Vendors – Welcome to the World of HIPAA
By Frank Poggio
For the last decade or so, vendors were on the fringes of the HIPAA regulations. Just sign a somewhat innocuous BA agreement and let the provider worry about the details of compliance.
As of January of this year, the Office for Civil Rights (OCR) formally “invited” vendors into the HIPAA labyrinth of rules and regulations. In the new 500-page HIPAA Omnibus Final Rule, Covered Entities (providers) are required to send out new Business Associate agreements to their suppliers and vendors. You should get yours soon, and as an IT supplier, you will see several new requirements.
The biggest one is that system vendors that touch Protected Health Information (PHI) in any way must agree to commit to achieving full compliance with HIPAA rules by September 23, 2013. Touching means coming in contact with — whether you create, capture, edit, change, store, pass on, reformat, convert, etc. a single piece of PHI even for even one patient. The HIPAA rules do not differentiate between full EHR systems, EHR modules, application type, middleware, report tools, conversion, or archive tools, etc. Basically, if your system touches it, you own it.
As an extreme example, say your software does only parking lot management for a hospital. If you somehow capture any personal ID data, your firm will have to meet HIPAA compliance.
A more realistic example is the typical analytics tool that takes detailed information, aggregates it, and generates only summary, management, or trend reports. Your analytical system (such as grabbing a UB bill file and calculating averages) may never report out or allow access to any specific patient PHI, but since you received the data on a case-by-case basis even though you may have stripped out the PHI before you stored the records, your firm and software must meet HIPAA compliance.
The Final Rule is clear that if you touch PHI, even if you don’t look at it, you must comply. There are no exemptions for encrypted data, servers in locked cabinets, or remote cloud systems.

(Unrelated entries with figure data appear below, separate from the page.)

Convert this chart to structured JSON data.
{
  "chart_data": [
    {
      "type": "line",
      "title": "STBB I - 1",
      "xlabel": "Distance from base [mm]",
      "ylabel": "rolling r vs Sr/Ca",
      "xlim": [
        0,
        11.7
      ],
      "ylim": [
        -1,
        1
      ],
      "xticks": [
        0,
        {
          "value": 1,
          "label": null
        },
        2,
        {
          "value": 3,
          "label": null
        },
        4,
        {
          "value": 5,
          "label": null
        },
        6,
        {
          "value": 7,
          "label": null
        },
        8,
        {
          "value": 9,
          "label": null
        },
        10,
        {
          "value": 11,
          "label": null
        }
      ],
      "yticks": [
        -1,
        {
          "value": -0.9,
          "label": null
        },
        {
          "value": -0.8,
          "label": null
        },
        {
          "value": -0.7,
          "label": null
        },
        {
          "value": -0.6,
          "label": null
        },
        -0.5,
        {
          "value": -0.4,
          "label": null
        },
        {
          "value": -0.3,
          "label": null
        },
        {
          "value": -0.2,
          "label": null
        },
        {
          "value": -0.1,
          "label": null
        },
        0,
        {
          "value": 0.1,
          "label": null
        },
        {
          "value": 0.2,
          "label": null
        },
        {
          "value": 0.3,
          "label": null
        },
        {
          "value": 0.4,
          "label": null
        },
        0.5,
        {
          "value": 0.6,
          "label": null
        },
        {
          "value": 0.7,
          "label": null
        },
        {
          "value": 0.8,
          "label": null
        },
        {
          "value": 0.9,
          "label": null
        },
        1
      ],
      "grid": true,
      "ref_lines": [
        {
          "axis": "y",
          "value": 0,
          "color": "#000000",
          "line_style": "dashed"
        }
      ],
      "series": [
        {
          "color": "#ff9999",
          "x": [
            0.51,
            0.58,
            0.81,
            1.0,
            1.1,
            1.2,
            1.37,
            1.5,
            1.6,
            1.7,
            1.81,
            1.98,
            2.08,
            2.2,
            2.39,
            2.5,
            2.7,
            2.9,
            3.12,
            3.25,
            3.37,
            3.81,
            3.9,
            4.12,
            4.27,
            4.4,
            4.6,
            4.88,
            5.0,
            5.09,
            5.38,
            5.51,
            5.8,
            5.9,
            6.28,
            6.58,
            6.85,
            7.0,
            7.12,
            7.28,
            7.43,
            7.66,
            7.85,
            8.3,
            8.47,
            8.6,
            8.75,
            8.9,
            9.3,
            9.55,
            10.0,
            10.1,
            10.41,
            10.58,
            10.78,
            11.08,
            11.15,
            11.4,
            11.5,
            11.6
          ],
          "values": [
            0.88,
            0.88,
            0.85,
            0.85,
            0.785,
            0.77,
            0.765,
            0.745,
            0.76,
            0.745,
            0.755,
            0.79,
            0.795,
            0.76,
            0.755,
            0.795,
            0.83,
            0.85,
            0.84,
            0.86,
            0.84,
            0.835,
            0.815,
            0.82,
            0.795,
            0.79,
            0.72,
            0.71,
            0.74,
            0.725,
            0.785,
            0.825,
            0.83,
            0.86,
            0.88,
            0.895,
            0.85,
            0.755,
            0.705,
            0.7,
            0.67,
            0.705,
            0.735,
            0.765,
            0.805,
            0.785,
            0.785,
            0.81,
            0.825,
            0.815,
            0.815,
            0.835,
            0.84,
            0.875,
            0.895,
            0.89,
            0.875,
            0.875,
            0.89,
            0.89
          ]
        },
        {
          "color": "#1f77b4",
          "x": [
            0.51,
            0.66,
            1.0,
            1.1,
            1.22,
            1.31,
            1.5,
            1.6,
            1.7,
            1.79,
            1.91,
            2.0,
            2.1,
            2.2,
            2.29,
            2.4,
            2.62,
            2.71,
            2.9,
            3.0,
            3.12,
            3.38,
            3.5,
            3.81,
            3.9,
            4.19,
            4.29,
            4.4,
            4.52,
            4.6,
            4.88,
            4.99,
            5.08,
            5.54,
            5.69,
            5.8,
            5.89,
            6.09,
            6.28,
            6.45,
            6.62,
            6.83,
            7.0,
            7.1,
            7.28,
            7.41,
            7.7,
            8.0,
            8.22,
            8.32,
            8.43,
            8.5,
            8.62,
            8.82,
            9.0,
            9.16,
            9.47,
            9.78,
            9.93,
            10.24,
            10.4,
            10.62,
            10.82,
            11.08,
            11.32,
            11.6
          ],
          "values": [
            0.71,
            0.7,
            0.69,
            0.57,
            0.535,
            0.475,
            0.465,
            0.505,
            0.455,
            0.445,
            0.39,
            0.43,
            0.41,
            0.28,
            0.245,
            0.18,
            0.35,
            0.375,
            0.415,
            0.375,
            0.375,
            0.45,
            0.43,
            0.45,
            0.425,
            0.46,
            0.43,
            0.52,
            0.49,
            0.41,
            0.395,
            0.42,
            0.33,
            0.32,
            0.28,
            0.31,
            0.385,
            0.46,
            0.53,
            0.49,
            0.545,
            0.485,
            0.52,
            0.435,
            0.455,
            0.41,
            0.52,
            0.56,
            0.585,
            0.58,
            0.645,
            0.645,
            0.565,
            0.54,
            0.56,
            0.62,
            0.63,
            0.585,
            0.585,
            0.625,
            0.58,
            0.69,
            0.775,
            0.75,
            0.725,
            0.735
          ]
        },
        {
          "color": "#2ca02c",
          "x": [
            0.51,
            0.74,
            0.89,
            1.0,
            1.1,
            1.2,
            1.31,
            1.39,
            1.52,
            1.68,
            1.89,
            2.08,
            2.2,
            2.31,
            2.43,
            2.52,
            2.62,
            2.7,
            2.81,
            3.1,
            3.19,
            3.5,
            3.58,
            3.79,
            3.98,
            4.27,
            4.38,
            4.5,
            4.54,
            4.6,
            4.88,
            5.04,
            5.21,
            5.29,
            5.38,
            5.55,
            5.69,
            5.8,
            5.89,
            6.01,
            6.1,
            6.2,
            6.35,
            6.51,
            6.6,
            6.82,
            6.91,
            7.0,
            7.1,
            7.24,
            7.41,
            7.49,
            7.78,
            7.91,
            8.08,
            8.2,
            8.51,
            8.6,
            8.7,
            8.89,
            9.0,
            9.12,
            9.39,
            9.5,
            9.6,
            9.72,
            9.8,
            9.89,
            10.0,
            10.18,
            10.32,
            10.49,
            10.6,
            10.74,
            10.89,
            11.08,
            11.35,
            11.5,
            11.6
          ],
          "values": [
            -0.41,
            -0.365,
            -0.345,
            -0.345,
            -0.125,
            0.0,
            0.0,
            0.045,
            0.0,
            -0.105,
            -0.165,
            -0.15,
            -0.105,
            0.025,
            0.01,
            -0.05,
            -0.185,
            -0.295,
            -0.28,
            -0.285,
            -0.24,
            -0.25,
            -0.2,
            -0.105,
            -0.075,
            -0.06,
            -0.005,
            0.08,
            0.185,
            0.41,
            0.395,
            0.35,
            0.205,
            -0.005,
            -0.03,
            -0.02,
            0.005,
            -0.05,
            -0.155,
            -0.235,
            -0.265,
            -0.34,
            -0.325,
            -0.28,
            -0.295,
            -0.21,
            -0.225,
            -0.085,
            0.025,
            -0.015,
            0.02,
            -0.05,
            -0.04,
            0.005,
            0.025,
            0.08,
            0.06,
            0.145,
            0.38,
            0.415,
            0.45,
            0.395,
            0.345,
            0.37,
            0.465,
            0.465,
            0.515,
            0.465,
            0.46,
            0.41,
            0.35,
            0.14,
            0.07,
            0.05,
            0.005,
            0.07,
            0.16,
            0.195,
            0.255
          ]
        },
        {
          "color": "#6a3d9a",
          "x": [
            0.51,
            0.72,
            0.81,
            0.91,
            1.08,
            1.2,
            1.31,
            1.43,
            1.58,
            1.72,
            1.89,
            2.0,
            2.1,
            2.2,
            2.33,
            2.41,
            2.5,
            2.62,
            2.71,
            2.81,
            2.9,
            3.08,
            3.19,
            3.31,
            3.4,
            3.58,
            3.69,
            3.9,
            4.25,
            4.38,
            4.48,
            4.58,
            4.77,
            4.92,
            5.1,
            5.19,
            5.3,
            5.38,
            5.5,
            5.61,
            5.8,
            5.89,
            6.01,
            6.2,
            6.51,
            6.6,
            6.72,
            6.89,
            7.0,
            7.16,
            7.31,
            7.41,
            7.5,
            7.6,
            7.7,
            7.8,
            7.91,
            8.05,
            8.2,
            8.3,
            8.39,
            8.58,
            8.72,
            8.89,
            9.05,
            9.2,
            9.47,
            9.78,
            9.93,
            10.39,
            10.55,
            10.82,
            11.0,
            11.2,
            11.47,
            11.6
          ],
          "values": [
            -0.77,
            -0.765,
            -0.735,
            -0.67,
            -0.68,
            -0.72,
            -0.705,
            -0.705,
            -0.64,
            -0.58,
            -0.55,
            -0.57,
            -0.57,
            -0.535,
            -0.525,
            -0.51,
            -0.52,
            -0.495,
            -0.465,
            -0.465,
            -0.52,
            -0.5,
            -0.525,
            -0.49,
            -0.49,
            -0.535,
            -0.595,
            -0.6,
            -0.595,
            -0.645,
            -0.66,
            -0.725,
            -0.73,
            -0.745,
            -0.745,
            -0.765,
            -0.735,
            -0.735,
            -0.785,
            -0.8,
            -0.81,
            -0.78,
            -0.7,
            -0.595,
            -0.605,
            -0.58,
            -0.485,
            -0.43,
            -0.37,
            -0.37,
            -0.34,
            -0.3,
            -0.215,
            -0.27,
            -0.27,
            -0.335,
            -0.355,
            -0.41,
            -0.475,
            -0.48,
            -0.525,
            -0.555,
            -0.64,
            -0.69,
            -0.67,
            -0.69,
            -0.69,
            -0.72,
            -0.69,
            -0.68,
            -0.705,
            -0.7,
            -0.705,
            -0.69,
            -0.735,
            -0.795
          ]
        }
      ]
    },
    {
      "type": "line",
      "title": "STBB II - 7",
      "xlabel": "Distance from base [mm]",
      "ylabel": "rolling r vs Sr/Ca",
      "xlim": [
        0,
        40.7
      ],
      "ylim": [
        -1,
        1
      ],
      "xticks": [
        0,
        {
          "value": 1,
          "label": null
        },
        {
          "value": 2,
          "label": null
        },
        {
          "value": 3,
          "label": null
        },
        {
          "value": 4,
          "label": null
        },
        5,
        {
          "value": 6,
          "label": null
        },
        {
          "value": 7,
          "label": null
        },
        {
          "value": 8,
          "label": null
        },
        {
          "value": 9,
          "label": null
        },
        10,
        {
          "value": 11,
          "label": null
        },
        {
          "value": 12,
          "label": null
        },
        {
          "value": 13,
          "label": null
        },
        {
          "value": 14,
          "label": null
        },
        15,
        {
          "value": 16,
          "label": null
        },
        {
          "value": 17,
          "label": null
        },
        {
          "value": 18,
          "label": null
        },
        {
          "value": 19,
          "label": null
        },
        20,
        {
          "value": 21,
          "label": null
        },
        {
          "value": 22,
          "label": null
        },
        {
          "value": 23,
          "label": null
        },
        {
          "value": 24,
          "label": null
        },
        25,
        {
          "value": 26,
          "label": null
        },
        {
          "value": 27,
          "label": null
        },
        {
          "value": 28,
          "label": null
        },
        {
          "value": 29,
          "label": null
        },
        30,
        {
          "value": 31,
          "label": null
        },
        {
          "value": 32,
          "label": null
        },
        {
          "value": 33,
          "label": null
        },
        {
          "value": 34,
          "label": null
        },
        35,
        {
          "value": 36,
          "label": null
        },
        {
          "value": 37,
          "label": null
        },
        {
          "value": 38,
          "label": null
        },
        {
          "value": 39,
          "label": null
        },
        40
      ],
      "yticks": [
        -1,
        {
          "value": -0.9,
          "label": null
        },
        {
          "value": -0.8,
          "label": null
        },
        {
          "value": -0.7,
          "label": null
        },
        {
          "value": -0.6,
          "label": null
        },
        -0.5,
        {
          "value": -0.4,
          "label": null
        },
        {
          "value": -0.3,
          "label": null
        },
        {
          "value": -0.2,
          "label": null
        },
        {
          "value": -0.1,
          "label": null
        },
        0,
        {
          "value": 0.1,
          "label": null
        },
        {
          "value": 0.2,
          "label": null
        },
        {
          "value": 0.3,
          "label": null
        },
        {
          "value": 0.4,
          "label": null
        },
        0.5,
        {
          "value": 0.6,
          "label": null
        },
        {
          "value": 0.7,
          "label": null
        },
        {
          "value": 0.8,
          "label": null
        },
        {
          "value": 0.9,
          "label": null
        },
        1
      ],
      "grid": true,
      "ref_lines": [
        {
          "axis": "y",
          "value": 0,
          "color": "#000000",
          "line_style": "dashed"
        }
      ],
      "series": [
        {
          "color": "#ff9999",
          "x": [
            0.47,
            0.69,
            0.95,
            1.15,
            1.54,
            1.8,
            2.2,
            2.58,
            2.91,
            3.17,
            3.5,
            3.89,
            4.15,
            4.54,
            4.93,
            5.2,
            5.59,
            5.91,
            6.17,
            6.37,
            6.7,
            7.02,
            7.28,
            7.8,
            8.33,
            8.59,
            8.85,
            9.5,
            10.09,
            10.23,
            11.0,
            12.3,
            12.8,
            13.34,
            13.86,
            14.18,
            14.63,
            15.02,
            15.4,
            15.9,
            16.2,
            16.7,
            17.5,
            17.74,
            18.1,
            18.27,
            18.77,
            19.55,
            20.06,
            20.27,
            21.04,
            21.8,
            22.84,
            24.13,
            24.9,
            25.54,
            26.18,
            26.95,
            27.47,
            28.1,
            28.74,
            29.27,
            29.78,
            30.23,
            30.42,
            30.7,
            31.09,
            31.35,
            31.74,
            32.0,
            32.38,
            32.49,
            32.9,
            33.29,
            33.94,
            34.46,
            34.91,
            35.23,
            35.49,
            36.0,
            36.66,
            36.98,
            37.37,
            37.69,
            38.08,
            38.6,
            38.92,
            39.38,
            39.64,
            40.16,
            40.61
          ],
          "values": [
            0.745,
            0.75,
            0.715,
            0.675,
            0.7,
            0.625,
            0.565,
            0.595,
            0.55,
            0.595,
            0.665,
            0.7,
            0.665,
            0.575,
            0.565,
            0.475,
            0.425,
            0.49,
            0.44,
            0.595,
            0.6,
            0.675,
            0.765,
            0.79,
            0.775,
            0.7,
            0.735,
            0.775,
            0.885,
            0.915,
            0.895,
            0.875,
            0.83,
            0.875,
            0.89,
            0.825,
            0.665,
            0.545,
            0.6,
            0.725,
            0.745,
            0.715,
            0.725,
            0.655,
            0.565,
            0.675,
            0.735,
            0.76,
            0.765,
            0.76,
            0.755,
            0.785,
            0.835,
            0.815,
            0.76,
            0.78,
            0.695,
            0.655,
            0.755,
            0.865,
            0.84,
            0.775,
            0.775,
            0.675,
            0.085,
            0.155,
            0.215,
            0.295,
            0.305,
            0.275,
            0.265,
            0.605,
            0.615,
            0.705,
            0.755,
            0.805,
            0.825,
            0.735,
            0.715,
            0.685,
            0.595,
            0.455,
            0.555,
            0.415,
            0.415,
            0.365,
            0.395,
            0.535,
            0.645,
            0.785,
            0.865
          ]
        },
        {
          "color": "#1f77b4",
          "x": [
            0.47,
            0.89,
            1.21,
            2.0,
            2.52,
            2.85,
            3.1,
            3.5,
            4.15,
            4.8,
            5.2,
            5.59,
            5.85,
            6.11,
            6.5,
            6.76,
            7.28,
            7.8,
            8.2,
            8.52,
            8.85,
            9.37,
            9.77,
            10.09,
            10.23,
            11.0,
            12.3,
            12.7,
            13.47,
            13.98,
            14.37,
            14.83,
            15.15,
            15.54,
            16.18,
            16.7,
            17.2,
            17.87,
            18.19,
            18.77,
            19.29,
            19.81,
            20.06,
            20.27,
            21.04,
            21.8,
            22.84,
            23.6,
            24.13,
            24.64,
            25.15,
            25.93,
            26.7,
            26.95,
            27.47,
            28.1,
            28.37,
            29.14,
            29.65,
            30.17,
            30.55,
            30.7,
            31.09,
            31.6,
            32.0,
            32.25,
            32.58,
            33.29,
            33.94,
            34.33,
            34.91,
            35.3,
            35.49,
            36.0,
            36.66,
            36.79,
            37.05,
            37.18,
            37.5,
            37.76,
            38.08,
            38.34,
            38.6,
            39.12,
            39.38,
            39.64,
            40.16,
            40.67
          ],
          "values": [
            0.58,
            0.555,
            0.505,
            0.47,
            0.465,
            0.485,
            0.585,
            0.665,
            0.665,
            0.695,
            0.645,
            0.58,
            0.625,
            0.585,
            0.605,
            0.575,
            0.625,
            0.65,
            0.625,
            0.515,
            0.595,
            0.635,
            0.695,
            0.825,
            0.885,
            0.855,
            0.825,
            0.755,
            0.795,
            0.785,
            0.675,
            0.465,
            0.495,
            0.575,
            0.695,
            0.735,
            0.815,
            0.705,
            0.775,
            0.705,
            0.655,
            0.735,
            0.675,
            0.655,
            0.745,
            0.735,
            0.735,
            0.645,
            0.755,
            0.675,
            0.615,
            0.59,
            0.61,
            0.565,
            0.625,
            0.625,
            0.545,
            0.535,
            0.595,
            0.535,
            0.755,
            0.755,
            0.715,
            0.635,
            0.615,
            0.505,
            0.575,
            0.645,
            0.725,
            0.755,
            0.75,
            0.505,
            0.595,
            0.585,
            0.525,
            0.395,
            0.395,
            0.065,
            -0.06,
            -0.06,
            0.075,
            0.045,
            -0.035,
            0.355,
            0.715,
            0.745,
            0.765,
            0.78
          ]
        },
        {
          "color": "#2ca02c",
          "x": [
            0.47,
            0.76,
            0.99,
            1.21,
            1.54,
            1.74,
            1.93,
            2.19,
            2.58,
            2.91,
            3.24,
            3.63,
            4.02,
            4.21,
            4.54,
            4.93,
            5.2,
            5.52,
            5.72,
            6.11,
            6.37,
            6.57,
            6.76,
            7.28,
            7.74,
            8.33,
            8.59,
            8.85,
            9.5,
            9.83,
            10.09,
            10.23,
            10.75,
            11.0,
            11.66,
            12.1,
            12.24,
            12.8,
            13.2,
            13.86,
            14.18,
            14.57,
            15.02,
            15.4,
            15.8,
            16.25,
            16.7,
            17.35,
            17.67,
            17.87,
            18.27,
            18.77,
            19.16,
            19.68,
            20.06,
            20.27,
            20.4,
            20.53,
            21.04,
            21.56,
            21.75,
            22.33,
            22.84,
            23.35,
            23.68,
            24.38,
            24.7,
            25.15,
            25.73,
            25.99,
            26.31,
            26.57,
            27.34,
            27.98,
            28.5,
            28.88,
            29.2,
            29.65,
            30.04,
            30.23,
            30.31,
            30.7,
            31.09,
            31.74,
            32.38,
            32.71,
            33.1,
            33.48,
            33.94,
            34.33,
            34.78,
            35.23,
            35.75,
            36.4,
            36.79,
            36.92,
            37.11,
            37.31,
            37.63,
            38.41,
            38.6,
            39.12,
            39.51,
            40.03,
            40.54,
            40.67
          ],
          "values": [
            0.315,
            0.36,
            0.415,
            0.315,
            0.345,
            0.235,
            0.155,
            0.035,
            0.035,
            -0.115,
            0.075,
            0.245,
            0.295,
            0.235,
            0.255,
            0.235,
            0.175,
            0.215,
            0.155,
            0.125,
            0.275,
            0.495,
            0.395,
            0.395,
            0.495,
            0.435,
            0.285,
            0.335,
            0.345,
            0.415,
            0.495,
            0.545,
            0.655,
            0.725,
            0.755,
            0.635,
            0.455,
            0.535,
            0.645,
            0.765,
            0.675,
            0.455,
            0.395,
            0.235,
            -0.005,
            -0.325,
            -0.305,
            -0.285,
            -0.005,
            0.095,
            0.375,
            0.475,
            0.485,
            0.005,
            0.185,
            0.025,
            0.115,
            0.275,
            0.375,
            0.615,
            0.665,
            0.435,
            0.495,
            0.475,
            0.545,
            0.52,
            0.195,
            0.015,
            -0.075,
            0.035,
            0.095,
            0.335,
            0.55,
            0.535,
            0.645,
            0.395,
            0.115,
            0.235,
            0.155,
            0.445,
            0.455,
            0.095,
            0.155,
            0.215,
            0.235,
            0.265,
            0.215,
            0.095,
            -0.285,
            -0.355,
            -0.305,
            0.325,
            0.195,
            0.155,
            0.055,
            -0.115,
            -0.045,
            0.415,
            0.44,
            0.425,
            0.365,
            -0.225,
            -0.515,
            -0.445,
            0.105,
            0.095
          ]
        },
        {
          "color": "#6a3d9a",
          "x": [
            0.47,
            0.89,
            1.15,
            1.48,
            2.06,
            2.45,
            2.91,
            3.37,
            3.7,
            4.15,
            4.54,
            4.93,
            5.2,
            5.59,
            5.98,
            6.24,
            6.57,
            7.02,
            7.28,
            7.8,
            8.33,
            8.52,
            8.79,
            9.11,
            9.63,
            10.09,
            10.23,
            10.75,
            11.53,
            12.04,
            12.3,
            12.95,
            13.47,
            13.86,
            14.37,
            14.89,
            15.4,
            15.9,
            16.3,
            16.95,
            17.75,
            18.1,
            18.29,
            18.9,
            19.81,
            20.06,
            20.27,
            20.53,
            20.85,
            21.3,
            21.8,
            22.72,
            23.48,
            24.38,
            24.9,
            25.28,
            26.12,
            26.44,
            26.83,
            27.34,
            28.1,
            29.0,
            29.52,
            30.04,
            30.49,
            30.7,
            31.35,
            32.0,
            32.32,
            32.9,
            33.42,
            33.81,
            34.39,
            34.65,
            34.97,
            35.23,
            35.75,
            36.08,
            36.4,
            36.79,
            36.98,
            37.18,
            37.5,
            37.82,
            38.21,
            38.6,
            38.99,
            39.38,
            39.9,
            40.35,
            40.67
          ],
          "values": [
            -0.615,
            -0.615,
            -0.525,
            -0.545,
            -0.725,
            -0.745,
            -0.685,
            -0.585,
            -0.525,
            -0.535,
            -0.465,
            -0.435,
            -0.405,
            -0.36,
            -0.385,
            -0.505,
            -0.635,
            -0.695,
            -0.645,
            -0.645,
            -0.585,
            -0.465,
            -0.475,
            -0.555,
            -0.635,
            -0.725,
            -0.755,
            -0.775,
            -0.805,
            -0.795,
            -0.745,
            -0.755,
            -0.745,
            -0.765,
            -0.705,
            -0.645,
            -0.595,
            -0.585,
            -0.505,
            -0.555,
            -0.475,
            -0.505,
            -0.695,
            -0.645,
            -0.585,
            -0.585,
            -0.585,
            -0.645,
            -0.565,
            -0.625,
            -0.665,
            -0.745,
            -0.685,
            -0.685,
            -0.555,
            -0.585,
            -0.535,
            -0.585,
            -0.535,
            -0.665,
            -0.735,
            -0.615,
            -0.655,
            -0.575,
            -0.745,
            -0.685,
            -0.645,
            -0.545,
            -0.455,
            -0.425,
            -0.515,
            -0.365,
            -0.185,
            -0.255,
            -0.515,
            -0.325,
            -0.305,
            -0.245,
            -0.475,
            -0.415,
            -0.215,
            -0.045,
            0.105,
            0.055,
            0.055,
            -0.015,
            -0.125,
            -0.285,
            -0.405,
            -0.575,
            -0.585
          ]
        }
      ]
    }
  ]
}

As a vendor, what must you do to be HIPAA compliant? Your firm must supply documentation of:
- Policies addressing HIPAA privacy and security issues
- Privacy and security procedures
- Workforce HIPAA training
- HIPAA-compliant workflows
- Compliance for an audit or data breach investigation
- HIPAA compliance of any subcontractors you use
Your clients may require an independent audit of the above at your expense as a requirement for you to continue as their vendor. If you do not provide it, their legal counsel may advise them to replace your system with that of a competitor. Remember, the above must be in place before September 23, 2013. Lastly, if you or your provider client has a data breach and OCR finds you lacking in compliance, you could be fined $1.5million per breach.
As I noted in a past HIStalk Readers Write piece, ONC in Stage 2 “exempted” EHR Module vendors from testing on the privacy and security criteria (if the vendor so chose), but they did state that the vendor must still be HIPAA compliant. Which means, implement the ONC privacy and security criteria.
Welcome to the wonderful world of HIPAA.
Frank Poggio is president of The Kelzon Group.